Kreol, l’album de Mário Lúcio dédié à l’océan atlantique

Kreol, le nouvel album de Mário Lúcio dédié à l’océan atlantique, peut s’apprécier comme un manifeste consacré à la créolité. Il donnera un concert exceptionnel au New Morning le jeudi 31 mars 2011 à partir de 20 h 30,

La musique, les textes et les interprètes qui posent leur voix sur Kreol à côté de celle de Lúcio Matias de Sousa Mendes, connu comme Mário Lúcio, laisse la sensation d’un itinéraire spirituel et commenté qui a conduit cet artiste du Cap-Vert, son pays d’origine, à traverser l’Atlantique jusqu’aux Amériques après un détour judicieux par le continent africain. Milton Nascimento, Pablo Milanes, Cesaria Evora mais aussi Ralph Thamar et Mario Canonge seront aussi à l’affiche de la soirée du 31 mars.

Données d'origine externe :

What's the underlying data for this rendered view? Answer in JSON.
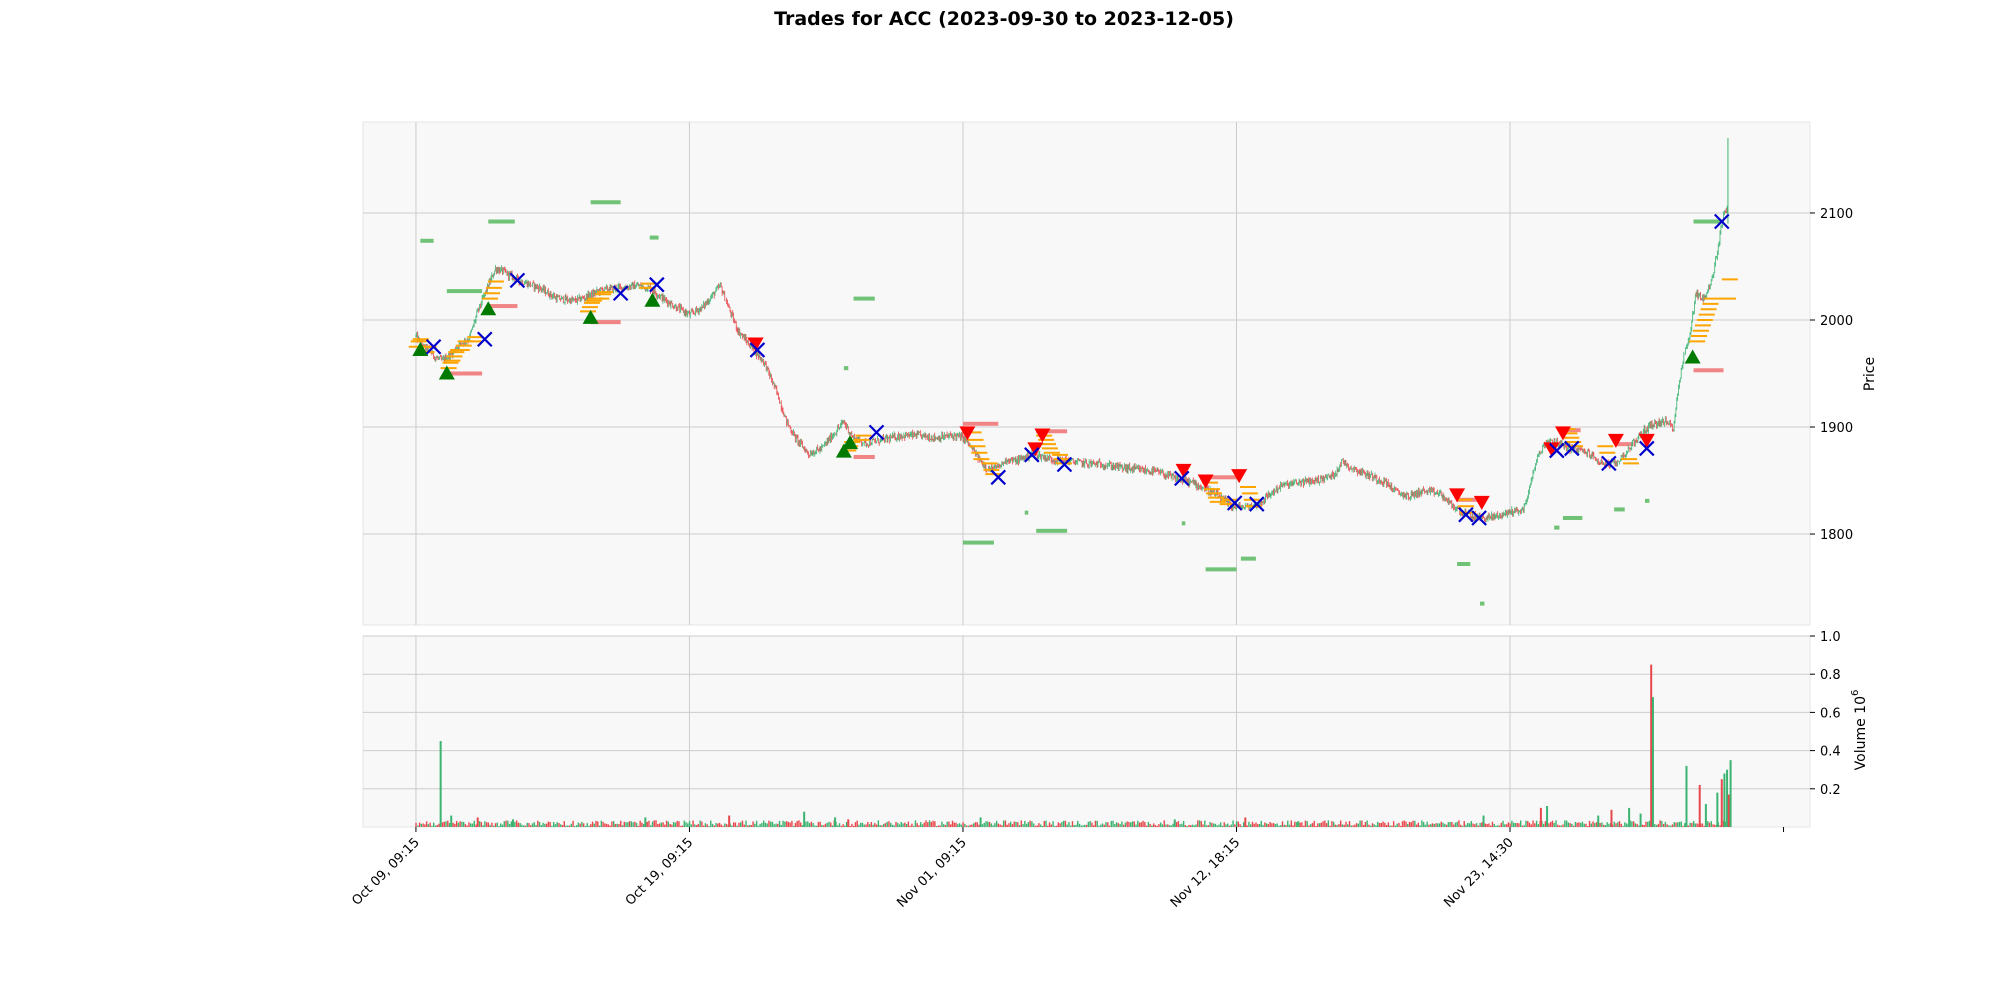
{
  "chart_data": {
    "type": "candlestick",
    "title": "Trades for ACC (2023-09-30 to 2023-12-05)",
    "colors": {
      "up": "#3cb371",
      "down": "#e8474b",
      "buy_marker": "#007a00",
      "sell_marker": "#ff0000",
      "exit_marker": "#0000cc",
      "order_level": "#ffa500",
      "support_zone": "#57b85f",
      "resistance_zone": "#f07070",
      "panel_bg": "#f8f8f8",
      "grid": "#cccccc"
    },
    "price_panel": {
      "ylabel": "Price",
      "ylim": [
        1715,
        2185
      ],
      "yticks": [
        1800,
        1900,
        2000,
        2100
      ],
      "grid": true
    },
    "volume_panel": {
      "ylabel": "Volume  10",
      "ylabel_exponent": "6",
      "ylim": [
        0,
        1.0
      ],
      "yticks": [
        0.2,
        0.4,
        0.6,
        0.8,
        1.0
      ],
      "grid": true
    },
    "x_axis": {
      "xlim": [
        -60,
        1580
      ],
      "ticks": [
        {
          "x": 0,
          "label": "Oct 09, 09:15"
        },
        {
          "x": 310,
          "label": "Oct 19, 09:15"
        },
        {
          "x": 620,
          "label": "Nov 01, 09:15"
        },
        {
          "x": 930,
          "label": "Nov 12, 18:15"
        },
        {
          "x": 1240,
          "label": "Nov 23, 14:30"
        },
        {
          "x": 1550,
          "label": ""
        }
      ]
    },
    "price_path": [
      [
        0,
        1985
      ],
      [
        8,
        1975
      ],
      [
        15,
        1972
      ],
      [
        22,
        1965
      ],
      [
        30,
        1962
      ],
      [
        40,
        1968
      ],
      [
        50,
        1978
      ],
      [
        60,
        1982
      ],
      [
        70,
        2008
      ],
      [
        80,
        2028
      ],
      [
        90,
        2048
      ],
      [
        100,
        2045
      ],
      [
        110,
        2040
      ],
      [
        120,
        2036
      ],
      [
        140,
        2030
      ],
      [
        160,
        2020
      ],
      [
        180,
        2018
      ],
      [
        195,
        2022
      ],
      [
        210,
        2028
      ],
      [
        230,
        2030
      ],
      [
        250,
        2032
      ],
      [
        265,
        2030
      ],
      [
        280,
        2020
      ],
      [
        295,
        2012
      ],
      [
        310,
        2005
      ],
      [
        325,
        2012
      ],
      [
        345,
        2032
      ],
      [
        355,
        2010
      ],
      [
        365,
        1990
      ],
      [
        380,
        1975
      ],
      [
        395,
        1960
      ],
      [
        410,
        1930
      ],
      [
        420,
        1905
      ],
      [
        430,
        1890
      ],
      [
        445,
        1875
      ],
      [
        460,
        1880
      ],
      [
        475,
        1895
      ],
      [
        485,
        1905
      ],
      [
        495,
        1890
      ],
      [
        510,
        1885
      ],
      [
        530,
        1888
      ],
      [
        550,
        1892
      ],
      [
        570,
        1892
      ],
      [
        590,
        1890
      ],
      [
        610,
        1892
      ],
      [
        620,
        1890
      ],
      [
        630,
        1880
      ],
      [
        640,
        1868
      ],
      [
        650,
        1860
      ],
      [
        660,
        1862
      ],
      [
        670,
        1870
      ],
      [
        680,
        1868
      ],
      [
        690,
        1872
      ],
      [
        700,
        1875
      ],
      [
        720,
        1870
      ],
      [
        740,
        1868
      ],
      [
        760,
        1866
      ],
      [
        780,
        1865
      ],
      [
        800,
        1862
      ],
      [
        820,
        1860
      ],
      [
        840,
        1858
      ],
      [
        860,
        1852
      ],
      [
        880,
        1848
      ],
      [
        900,
        1840
      ],
      [
        915,
        1832
      ],
      [
        925,
        1826
      ],
      [
        940,
        1825
      ],
      [
        955,
        1828
      ],
      [
        965,
        1835
      ],
      [
        980,
        1845
      ],
      [
        1000,
        1848
      ],
      [
        1020,
        1850
      ],
      [
        1040,
        1855
      ],
      [
        1050,
        1868
      ],
      [
        1060,
        1862
      ],
      [
        1080,
        1855
      ],
      [
        1100,
        1848
      ],
      [
        1110,
        1840
      ],
      [
        1125,
        1835
      ],
      [
        1140,
        1840
      ],
      [
        1160,
        1838
      ],
      [
        1175,
        1826
      ],
      [
        1190,
        1818
      ],
      [
        1200,
        1816
      ],
      [
        1215,
        1815
      ],
      [
        1230,
        1818
      ],
      [
        1245,
        1822
      ],
      [
        1255,
        1822
      ],
      [
        1262,
        1842
      ],
      [
        1270,
        1870
      ],
      [
        1280,
        1885
      ],
      [
        1290,
        1888
      ],
      [
        1300,
        1882
      ],
      [
        1310,
        1880
      ],
      [
        1320,
        1878
      ],
      [
        1330,
        1875
      ],
      [
        1340,
        1868
      ],
      [
        1350,
        1865
      ],
      [
        1360,
        1866
      ],
      [
        1370,
        1875
      ],
      [
        1380,
        1885
      ],
      [
        1390,
        1895
      ],
      [
        1400,
        1902
      ],
      [
        1415,
        1905
      ],
      [
        1425,
        1900
      ],
      [
        1435,
        1960
      ],
      [
        1445,
        1990
      ],
      [
        1450,
        2025
      ],
      [
        1460,
        2020
      ],
      [
        1470,
        2040
      ],
      [
        1478,
        2080
      ],
      [
        1482,
        2100
      ],
      [
        1486,
        2105
      ]
    ],
    "volume_spikes": [
      [
        28,
        0.45
      ],
      [
        40,
        0.06
      ],
      [
        70,
        0.05
      ],
      [
        110,
        0.04
      ],
      [
        260,
        0.05
      ],
      [
        355,
        0.06
      ],
      [
        440,
        0.08
      ],
      [
        475,
        0.05
      ],
      [
        490,
        0.04
      ],
      [
        640,
        0.05
      ],
      [
        860,
        0.04
      ],
      [
        940,
        0.05
      ],
      [
        1000,
        0.03
      ],
      [
        1210,
        0.06
      ],
      [
        1275,
        0.1
      ],
      [
        1282,
        0.11
      ],
      [
        1340,
        0.06
      ],
      [
        1355,
        0.09
      ],
      [
        1375,
        0.1
      ],
      [
        1388,
        0.07
      ],
      [
        1400,
        0.85
      ],
      [
        1402,
        0.68
      ],
      [
        1440,
        0.32
      ],
      [
        1455,
        0.22
      ],
      [
        1462,
        0.12
      ],
      [
        1475,
        0.18
      ],
      [
        1480,
        0.25
      ],
      [
        1483,
        0.28
      ],
      [
        1486,
        0.3
      ],
      [
        1488,
        0.17
      ],
      [
        1490,
        0.35
      ]
    ],
    "buy_markers": [
      [
        5,
        1972
      ],
      [
        35,
        1950
      ],
      [
        82,
        2010
      ],
      [
        198,
        2002
      ],
      [
        268,
        2018
      ],
      [
        485,
        1877
      ],
      [
        492,
        1885
      ],
      [
        1447,
        1965
      ]
    ],
    "sell_markers": [
      [
        385,
        1978
      ],
      [
        625,
        1895
      ],
      [
        702,
        1880
      ],
      [
        710,
        1893
      ],
      [
        870,
        1860
      ],
      [
        895,
        1850
      ],
      [
        933,
        1855
      ],
      [
        1180,
        1837
      ],
      [
        1208,
        1830
      ],
      [
        1287,
        1880
      ],
      [
        1300,
        1895
      ],
      [
        1360,
        1888
      ],
      [
        1395,
        1888
      ]
    ],
    "exit_markers": [
      [
        20,
        1975
      ],
      [
        78,
        1982
      ],
      [
        115,
        2037
      ],
      [
        232,
        2025
      ],
      [
        273,
        2033
      ],
      [
        387,
        1972
      ],
      [
        522,
        1895
      ],
      [
        660,
        1853
      ],
      [
        698,
        1874
      ],
      [
        735,
        1865
      ],
      [
        868,
        1852
      ],
      [
        928,
        1829
      ],
      [
        953,
        1828
      ],
      [
        1190,
        1818
      ],
      [
        1205,
        1815
      ],
      [
        1293,
        1878
      ],
      [
        1310,
        1880
      ],
      [
        1352,
        1866
      ],
      [
        1395,
        1880
      ],
      [
        1480,
        2092
      ]
    ],
    "order_levels": [
      [
        1,
        [
          1975,
          1980,
          1982
        ]
      ],
      [
        12,
        [
          1970,
          1975
        ]
      ],
      [
        37,
        [
          1955,
          1960,
          1962,
          1966,
          1970,
          1972
        ]
      ],
      [
        52,
        [
          1972,
          1976,
          1980
        ]
      ],
      [
        65,
        [
          1980,
          1984
        ]
      ],
      [
        84,
        [
          2020,
          2025,
          2030,
          2036
        ]
      ],
      [
        195,
        [
          2008,
          2012,
          2016,
          2018,
          2020
        ]
      ],
      [
        210,
        [
          2020,
          2024,
          2026
        ]
      ],
      [
        262,
        [
          2030,
          2034
        ]
      ],
      [
        490,
        [
          1878,
          1882,
          1886
        ]
      ],
      [
        505,
        [
          1888,
          1892
        ]
      ],
      [
        632,
        [
          1895,
          1888,
          1882,
          1876,
          1870
        ]
      ],
      [
        650,
        [
          1866,
          1860,
          1856
        ]
      ],
      [
        712,
        [
          1892,
          1888,
          1884,
          1880,
          1876
        ]
      ],
      [
        730,
        [
          1874,
          1870,
          1866
        ]
      ],
      [
        900,
        [
          1848,
          1842,
          1838,
          1834,
          1830
        ]
      ],
      [
        920,
        [
          1828,
          1832
        ]
      ],
      [
        943,
        [
          1844,
          1838,
          1832,
          1826
        ]
      ],
      [
        1188,
        [
          1832,
          1826,
          1820
        ]
      ],
      [
        1305,
        [
          1898,
          1894,
          1890,
          1886,
          1882
        ]
      ],
      [
        1348,
        [
          1882,
          1876
        ]
      ],
      [
        1375,
        [
          1870,
          1866
        ]
      ],
      [
        1452,
        [
          1980,
          1985,
          1990,
          1995,
          2000,
          2005
        ]
      ],
      [
        1465,
        [
          2010,
          2015,
          2020
        ]
      ],
      [
        1487,
        [
          2020,
          2038
        ]
      ]
    ],
    "zones": [
      {
        "type": "support",
        "x0": 5,
        "x1": 20,
        "y": 2074
      },
      {
        "type": "support",
        "x0": 35,
        "x1": 75,
        "y": 2027
      },
      {
        "type": "support",
        "x0": 82,
        "x1": 112,
        "y": 2092
      },
      {
        "type": "support",
        "x0": 198,
        "x1": 232,
        "y": 2110
      },
      {
        "type": "support",
        "x0": 265,
        "x1": 275,
        "y": 2077
      },
      {
        "type": "support",
        "x0": 496,
        "x1": 520,
        "y": 2020
      },
      {
        "type": "support",
        "x0": 485,
        "x1": 490,
        "y": 1955
      },
      {
        "type": "support",
        "x0": 620,
        "x1": 655,
        "y": 1792
      },
      {
        "type": "support",
        "x0": 690,
        "x1": 694,
        "y": 1820
      },
      {
        "type": "support",
        "x0": 703,
        "x1": 738,
        "y": 1803
      },
      {
        "type": "support",
        "x0": 868,
        "x1": 872,
        "y": 1810
      },
      {
        "type": "support",
        "x0": 895,
        "x1": 930,
        "y": 1767
      },
      {
        "type": "support",
        "x0": 935,
        "x1": 952,
        "y": 1777
      },
      {
        "type": "support",
        "x0": 1180,
        "x1": 1195,
        "y": 1772
      },
      {
        "type": "support",
        "x0": 1206,
        "x1": 1211,
        "y": 1735
      },
      {
        "type": "support",
        "x0": 1290,
        "x1": 1296,
        "y": 1806
      },
      {
        "type": "support",
        "x0": 1300,
        "x1": 1322,
        "y": 1815
      },
      {
        "type": "support",
        "x0": 1358,
        "x1": 1370,
        "y": 1823
      },
      {
        "type": "support",
        "x0": 1393,
        "x1": 1398,
        "y": 1831
      },
      {
        "type": "support",
        "x0": 1448,
        "x1": 1478,
        "y": 2092
      },
      {
        "type": "resistance",
        "x0": 35,
        "x1": 75,
        "y": 1950
      },
      {
        "type": "resistance",
        "x0": 82,
        "x1": 115,
        "y": 2013
      },
      {
        "type": "resistance",
        "x0": 198,
        "x1": 232,
        "y": 1998
      },
      {
        "type": "resistance",
        "x0": 496,
        "x1": 520,
        "y": 1872
      },
      {
        "type": "resistance",
        "x0": 620,
        "x1": 660,
        "y": 1903
      },
      {
        "type": "resistance",
        "x0": 703,
        "x1": 738,
        "y": 1896
      },
      {
        "type": "resistance",
        "x0": 895,
        "x1": 935,
        "y": 1853
      },
      {
        "type": "resistance",
        "x0": 1180,
        "x1": 1210,
        "y": 1832
      },
      {
        "type": "resistance",
        "x0": 1295,
        "x1": 1320,
        "y": 1897
      },
      {
        "type": "resistance",
        "x0": 1360,
        "x1": 1380,
        "y": 1884
      },
      {
        "type": "resistance",
        "x0": 1448,
        "x1": 1482,
        "y": 1953
      }
    ]
  }
}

Son album s’avère être le reflet du monde actuel créolisé et métissé qui se révèle au fil de 17 titres nés des explorations musicales effectuées dans sept pays dont le Brésil, Cuba et le Mali et des rencontres pour le coup naturelles avec des musiciens comme, entre autres, Ralph Thamar et Mario Canonge. La rencontre se concrétise sur le titre Egal Ego dans lequel « Les hommes ne sont pas tous égaux, ils se ressemblent. La ressemblance est la cellule que nous distingue », et qui confirme l’idée première de Mário Lúcio d’un album à la fois dédié à l’océan Atlantique et composé de différents genres de musiques… créoles. Un album qui correspond à la vision que se fait l’artiste fondateur du groupe Simentera, « qui marqua le retour décisif de la musique capverdienne vers ses racines acoustiques et réclama la culture d’Afrique continentale comme faisant partie intégrante de l’identité culturelle capverdienne ».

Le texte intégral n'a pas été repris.